Hayley: #KeepTheSecrets, Zach!
But no. In the theater I have the security of knowing that nothing can really harm me, and that there's a line the actors can't cross. Take Tooting Arts Club's immersive Sweeney Todd, for example. Jeremy Secomb was the most terrifying Sweeney you can imagine, and would literally hold a blade to audience members' necks. But unless you think the production constructed an elaborate system of audience plants, you know that you're not going to see Sweeney slit this poor Sondheim fan's throat. In a movie, however, you can never be sure.
Zach: Of course you can! You're separated from the action by a screen that provides a more secure barrier than even our American faith in liability litigation. And since everything is isolated in that screen, you know exactly where the killer is hiding. Not so in the case of haunted houses, which I'm going to take the liberty of claiming as a popular version of immersive theater. The ghoul can sneak up behind you. Not so in the movies.
Hayley: This all goes back to our debate about immersive theater, of which (as you well remember) I am very much not a fan. Part of that aversion stems from fear, but it's a fear of being accosted by a stranger, not a belief that an actual ghost is waiting for me around the next corner.
Zach: Perhaps, but even on the proscenium stage, a gifted actor can get you to suspend your disbelief in a more profound way than one can experience through film.
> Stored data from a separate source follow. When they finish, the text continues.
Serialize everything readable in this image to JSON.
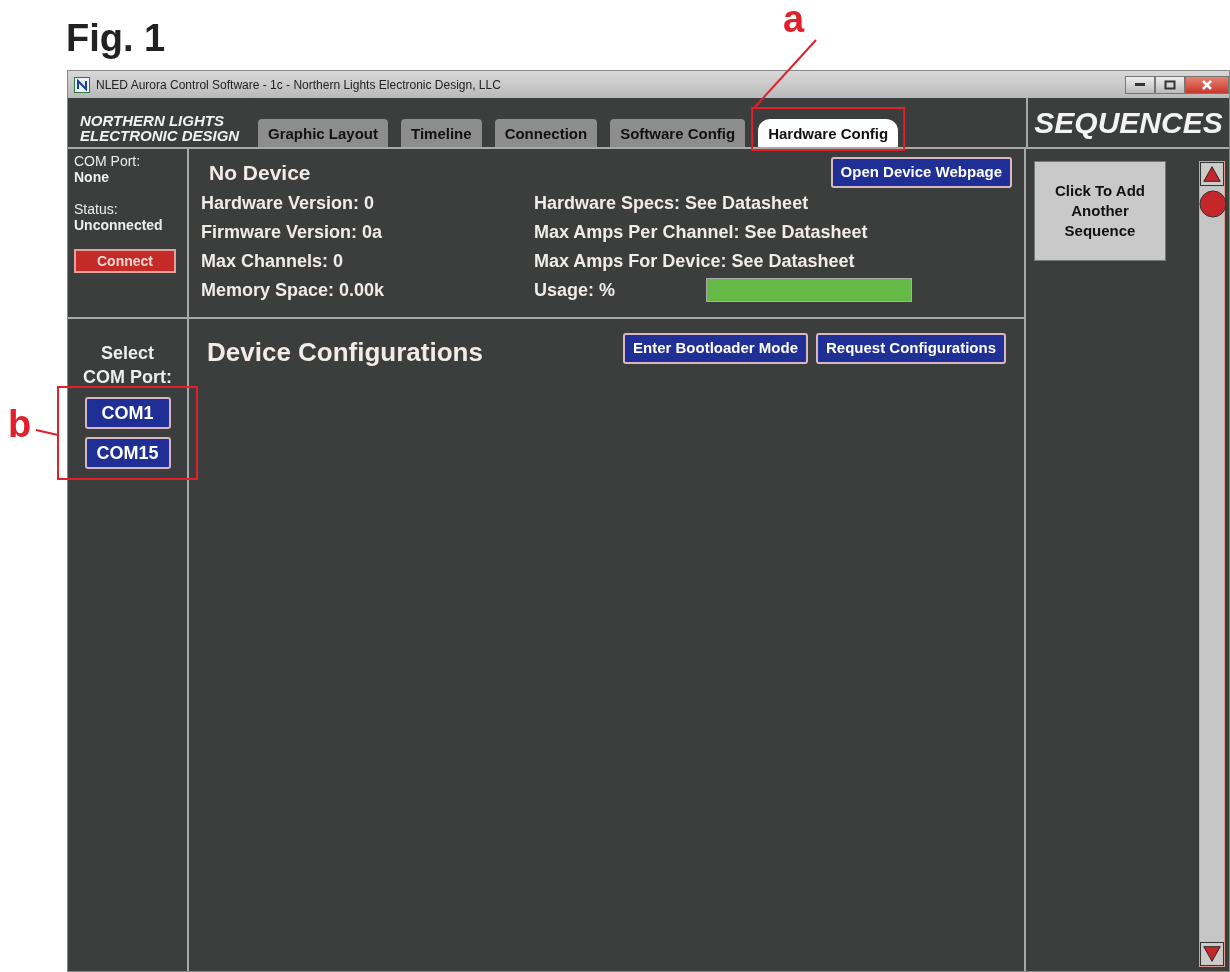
{
  "figure": {
    "label": "Fig. 1",
    "callouts": [
      {
        "label": "a"
      },
      {
        "label": "b"
      }
    ]
  },
  "window": {
    "title": "NLED Aurora Control Software - 1c - Northern Lights Electronic Design, LLC"
  },
  "logo": {
    "lines": [
      "NORTHERN LIGHTS",
      "ELECTRONIC DESIGN"
    ]
  },
  "tabs": [
    {
      "label": "Graphic Layout",
      "selected": false
    },
    {
      "label": "Timeline",
      "selected": false
    },
    {
      "label": "Connection",
      "selected": false
    },
    {
      "label": "Software Config",
      "selected": false
    },
    {
      "label": "Hardware Config",
      "selected": true
    }
  ],
  "sequences_header": "SEQUENCES",
  "connection_status": {
    "com_port_label": "COM Port:",
    "com_port": "None",
    "status_label": "Status:",
    "status": "Unconnected",
    "button": "Connect"
  },
  "device": {
    "name": "No Device",
    "button": "Open Device Webpage",
    "info_left": [
      "Hardware Version: 0",
      "Firmware Version: 0a",
      "Max Channels: 0",
      "Memory Space: 0.00k"
    ],
    "info_right": [
      "Hardware Specs: See Datasheet",
      "Max Amps Per Channel: See Datasheet",
      "Max Amps For Device: See Datasheet"
    ],
    "usage": {
      "label": "Usage:  %",
      "level": 1
    }
  },
  "configurations": {
    "title": "Device Configurations",
    "buttons": [
      "Enter Bootloader Mode",
      "Request Configurations"
    ]
  },
  "com_select": {
    "title_lines": [
      "Select",
      "COM Port:"
    ],
    "ports": [
      "COM1",
      "COM15"
    ]
  },
  "sequences": {
    "add_button": "Click To Add Another Sequence"
  }
}
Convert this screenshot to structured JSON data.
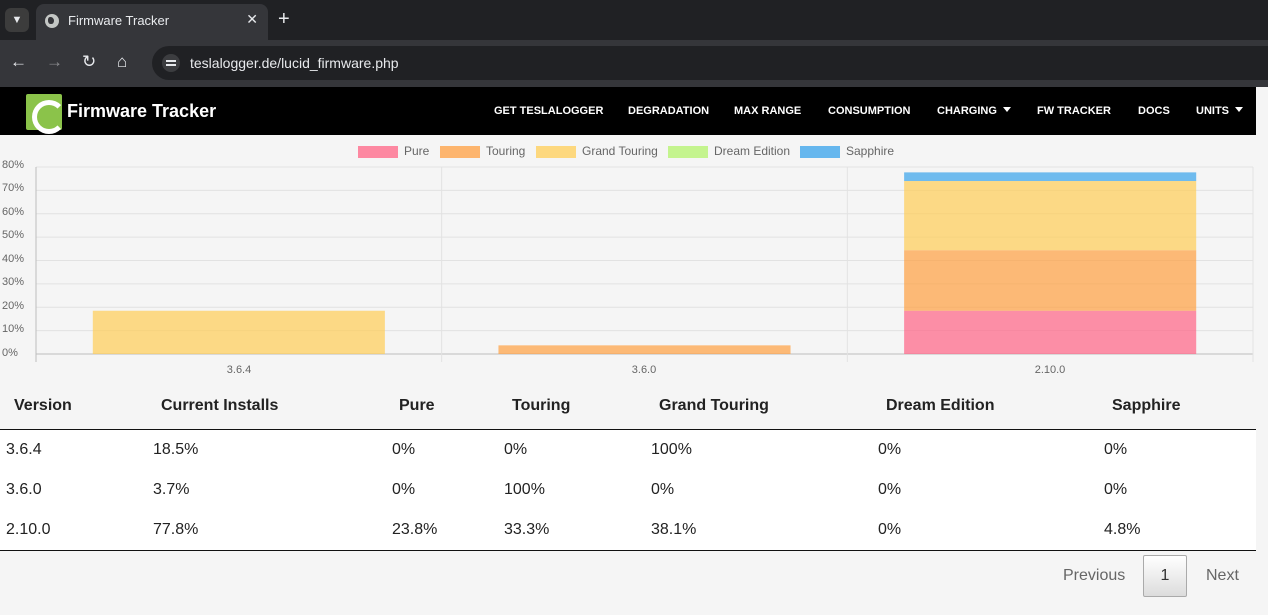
{
  "browser": {
    "tab_title": "Firmware Tracker",
    "url": "teslalogger.de/lucid_firmware.php"
  },
  "navbar": {
    "brand": "Firmware Tracker",
    "items": [
      {
        "label": "GET TESLALOGGER",
        "dropdown": false
      },
      {
        "label": "DEGRADATION",
        "dropdown": false
      },
      {
        "label": "MAX RANGE",
        "dropdown": false
      },
      {
        "label": "CONSUMPTION",
        "dropdown": false
      },
      {
        "label": "CHARGING",
        "dropdown": true
      },
      {
        "label": "FW TRACKER",
        "dropdown": false
      },
      {
        "label": "DOCS",
        "dropdown": false
      },
      {
        "label": "UNITS",
        "dropdown": true
      }
    ]
  },
  "chart_data": {
    "type": "bar",
    "stacked": true,
    "categories": [
      "3.6.4",
      "3.6.0",
      "2.10.0"
    ],
    "series": [
      {
        "name": "Pure",
        "color": "#ff6384",
        "values": [
          0,
          0,
          18.5
        ]
      },
      {
        "name": "Touring",
        "color": "#ff9f40",
        "values": [
          0,
          3.7,
          25.9
        ]
      },
      {
        "name": "Grand Touring",
        "color": "#ffcd56",
        "values": [
          18.5,
          0,
          29.6
        ]
      },
      {
        "name": "Dream Edition",
        "color": "#b3f36b",
        "values": [
          0,
          0,
          0
        ]
      },
      {
        "name": "Sapphire",
        "color": "#36a2eb",
        "values": [
          0,
          0,
          3.7
        ]
      }
    ],
    "yticks": [
      "80%",
      "70%",
      "60%",
      "50%",
      "40%",
      "30%",
      "20%",
      "10%",
      "0%"
    ],
    "ylim": [
      0,
      80
    ],
    "grid": true,
    "legend": "top-center"
  },
  "table": {
    "headers": [
      "Version",
      "Current Installs",
      "Pure",
      "Touring",
      "Grand Touring",
      "Dream Edition",
      "Sapphire"
    ],
    "rows": [
      [
        "3.6.4",
        "18.5%",
        "0%",
        "0%",
        "100%",
        "0%",
        "0%"
      ],
      [
        "3.6.0",
        "3.7%",
        "0%",
        "100%",
        "0%",
        "0%",
        "0%"
      ],
      [
        "2.10.0",
        "77.8%",
        "23.8%",
        "33.3%",
        "38.1%",
        "0%",
        "4.8%"
      ]
    ]
  },
  "pagination": {
    "previous": "Previous",
    "current": "1",
    "next": "Next"
  }
}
I'll never forget seeing Daphne Rubin-Vega in Empanada Loca — if only because for the first several minutes, she delivered her lines completely in the darkness of what we were told was an abandoned room deep in the bowels of the subway. We could only hear Rubin-Vega's voice and trust that she was not going to murder us. It was one of the scariest things I've ever experienced.
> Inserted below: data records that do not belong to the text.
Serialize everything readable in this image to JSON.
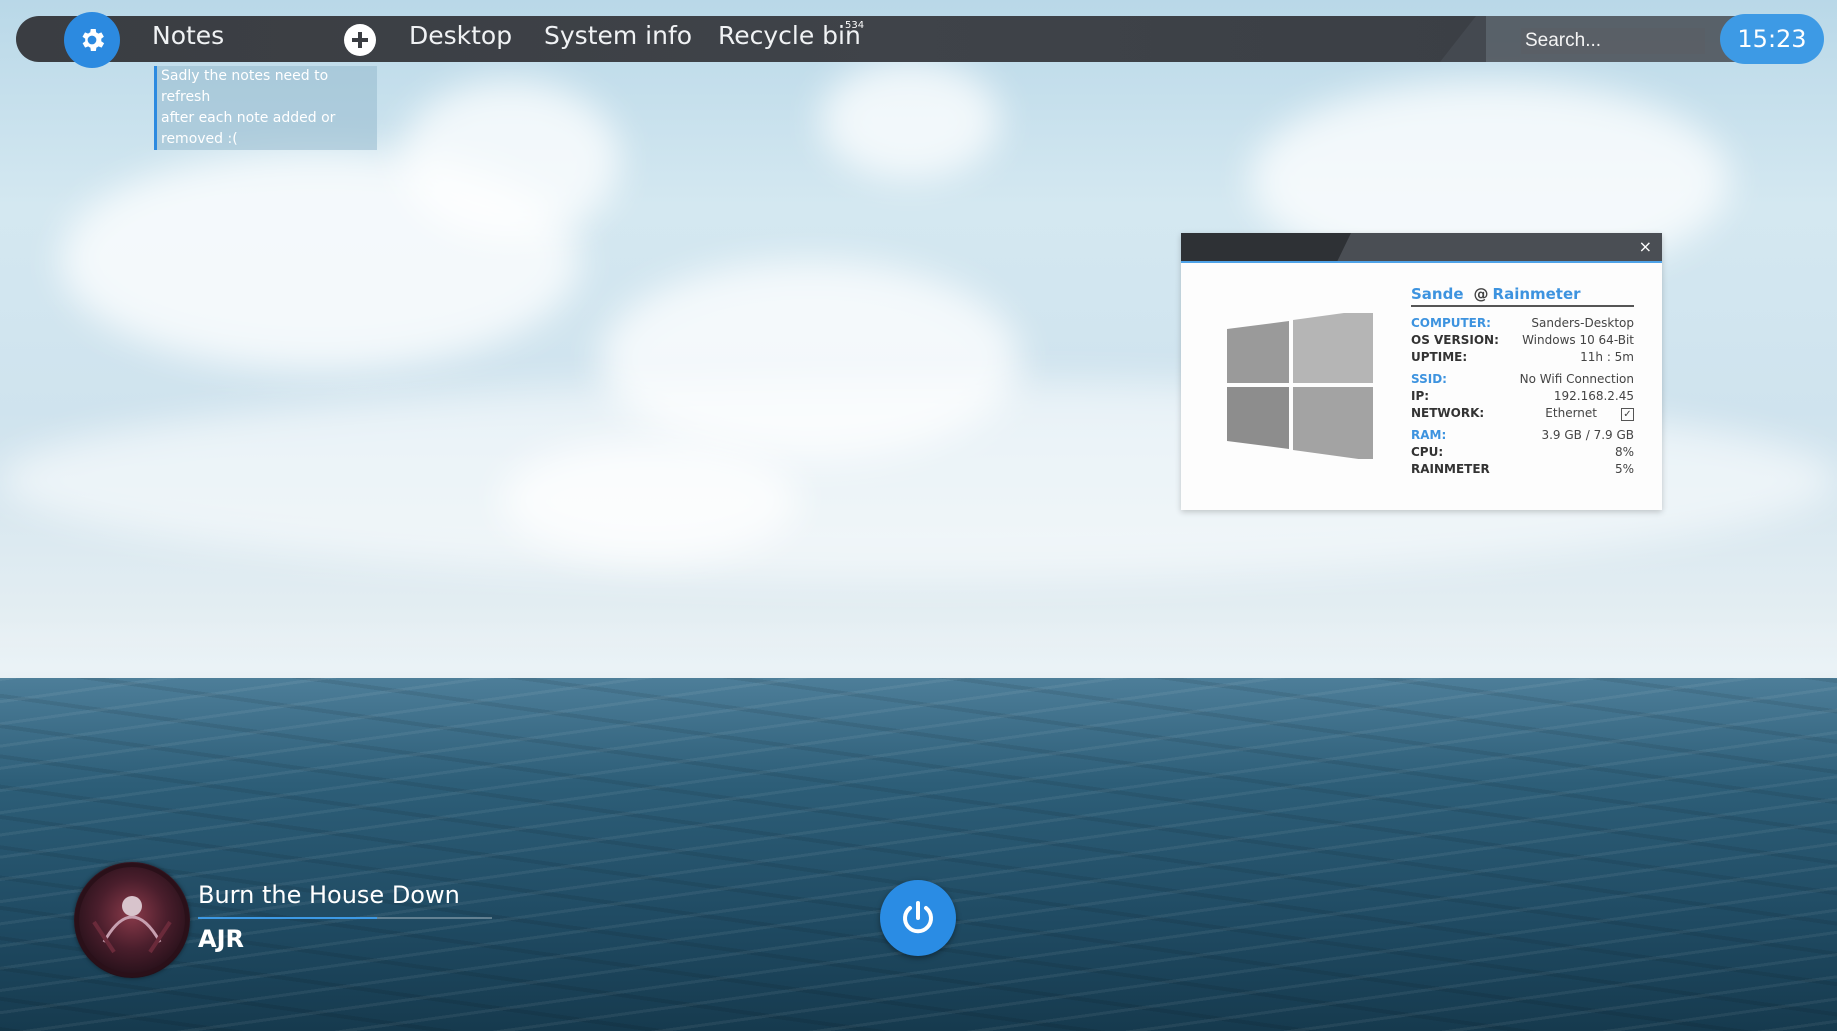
{
  "topbar": {
    "notes_label": "Notes",
    "desktop_label": "Desktop",
    "system_info_label": "System info",
    "recycle_bin_label": "Recycle bin",
    "recycle_bin_count": "534",
    "search_placeholder": "Search...",
    "clock": "15:23"
  },
  "note": {
    "lines": [
      "Sadly the notes need to refresh",
      "after each note added or",
      "removed :("
    ]
  },
  "sysinfo": {
    "user": "Sande",
    "at": "@",
    "app": "Rainmeter",
    "close_glyph": "×",
    "rows": [
      {
        "key": "COMPUTER:",
        "value": "Sanders-Desktop"
      },
      {
        "key": "OS VERSION:",
        "value": "Windows 10  64-Bit"
      },
      {
        "key": "UPTIME:",
        "value": "11h : 5m"
      },
      {
        "key": "SSID:",
        "value": "No Wifi Connection"
      },
      {
        "key": "IP:",
        "value": "192.168.2.45"
      },
      {
        "key": "NETWORK:",
        "value": "Ethernet"
      },
      {
        "key": "RAM:",
        "value": "3.9 GB / 7.9 GB"
      },
      {
        "key": "CPU:",
        "value": "8%"
      },
      {
        "key": "RAINMETER",
        "value": "5%"
      }
    ],
    "network_check": "✓"
  },
  "player": {
    "title": "Burn the House Down",
    "artist": "AJR",
    "progress": 0.61
  },
  "colors": {
    "accent": "#2c8ae0",
    "bar": "#3a3d42"
  }
}
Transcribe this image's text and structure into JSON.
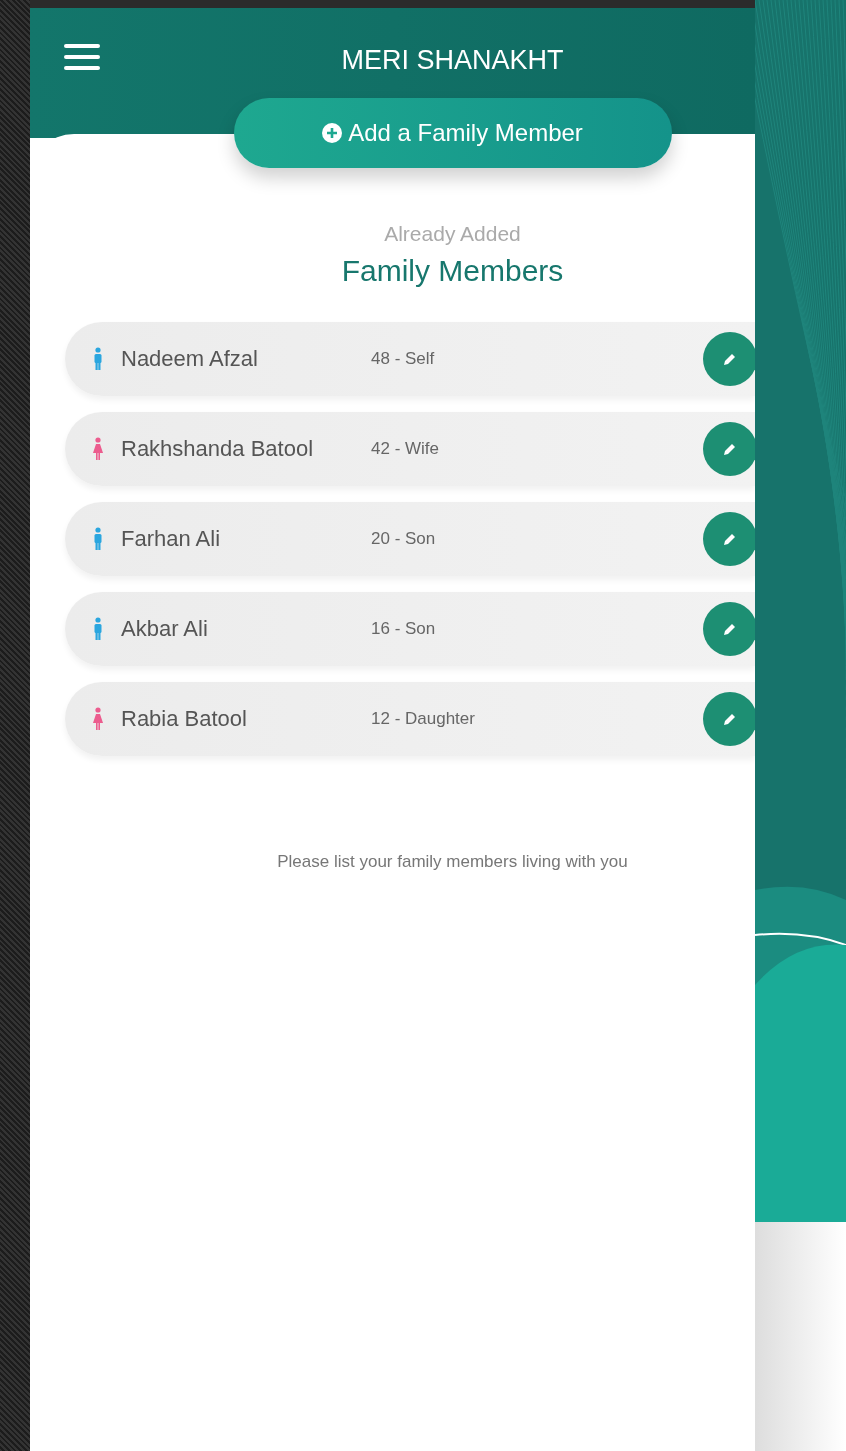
{
  "header": {
    "title": "MERI SHANAKHT"
  },
  "add_button": {
    "label": "Add a Family Member"
  },
  "section": {
    "subtitle": "Already Added",
    "title": "Family Members"
  },
  "members": [
    {
      "name": "Nadeem Afzal",
      "detail": "48 - Self",
      "kind": "male"
    },
    {
      "name": "Rakhshanda Batool",
      "detail": "42 - Wife",
      "kind": "female"
    },
    {
      "name": "Farhan Ali",
      "detail": "20 - Son",
      "kind": "male"
    },
    {
      "name": "Akbar Ali",
      "detail": "16 - Son",
      "kind": "male"
    },
    {
      "name": "Rabia Batool",
      "detail": "12 - Daughter",
      "kind": "female"
    }
  ],
  "hint": "Please list your family members living with you"
}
Hayley: This is the one arena where the live aspect is more of a hindrance than an asset. Yes, Daphne Rubin-Vega is standing in front of you and has the literal capacity to cause you physical harm. But just like with Sweeney, you need to suspend a lot of disbelief to feel that Daphne Rubin-Vega might actually murder you. In a theater, you also have the ability to choose your own perspective. Design and direction do what they can to draw your eye to specific parts of the stage, but if you'd rather stare at the ensemble member in the corner, you are free to do that. There's no escaping Janet Leigh's terrified eyeball in the shower scene from Psycho.
Zach: You raise an important point, which is that film is undeniably the medium of choice for control-freak directors. Still, I find it even more impressive when an ensemble of performers is able to terrify us without the power of the final cut. Also, with film you can always pause or switch it off when it gets too scary. You and I have both seen enough shows with the exit behind the stage to know that isn't always an option in the theater.
Hayley: It's definitely impressive, but, like you said, we sit through enough shows to know how rare it is. The most recent attempts at horror on Broadway were 1984, American Psycho and Misery and none of these were particularly successful (I'll give American Psycho the most artistic credit of the three, even though it only ran for two months).
Zach: Misery was the laugh-out-loud comedy of 2015. While I'll concede that it's easier to do a knife-wielding-psycho jump cut on film, the terror conveyed by theater tends to linger: like the trial scene in the recent revival of Oklahoma!, which made me fear the kind of small-town justice that still rules so many communities. Or Rags Parkland Sings the Songs of the Future, which makes us all feel what it would be like to be an outlaw under an authoritarian government. More than creepy nuns and slender men, this is what ought to keep Americans up at night.
Hayley: You're right, theater is much better at planting seeds of philosophical horror than immediate visceral terror. But unless Oklahoma! is a widely misinterpreted Rodgers and Hammerstein thriller, that's a different conversation.
However, I do think you're on to something. Look at the Grand Guignol – the apex of live theatrical horror that existed in Paris from 1897-1962. It put on the most gruesome, salacious, graphic spectacles and it was a hugely popular form of entertainment – until it wasn't anymore. And I think that has a lot to do with the tastes that evolved with technology. If you're looking for convincing, jump-out-of-your-chair horror, you don't go to the theater, you go to the movies. Theater is the place you go for the slower burn.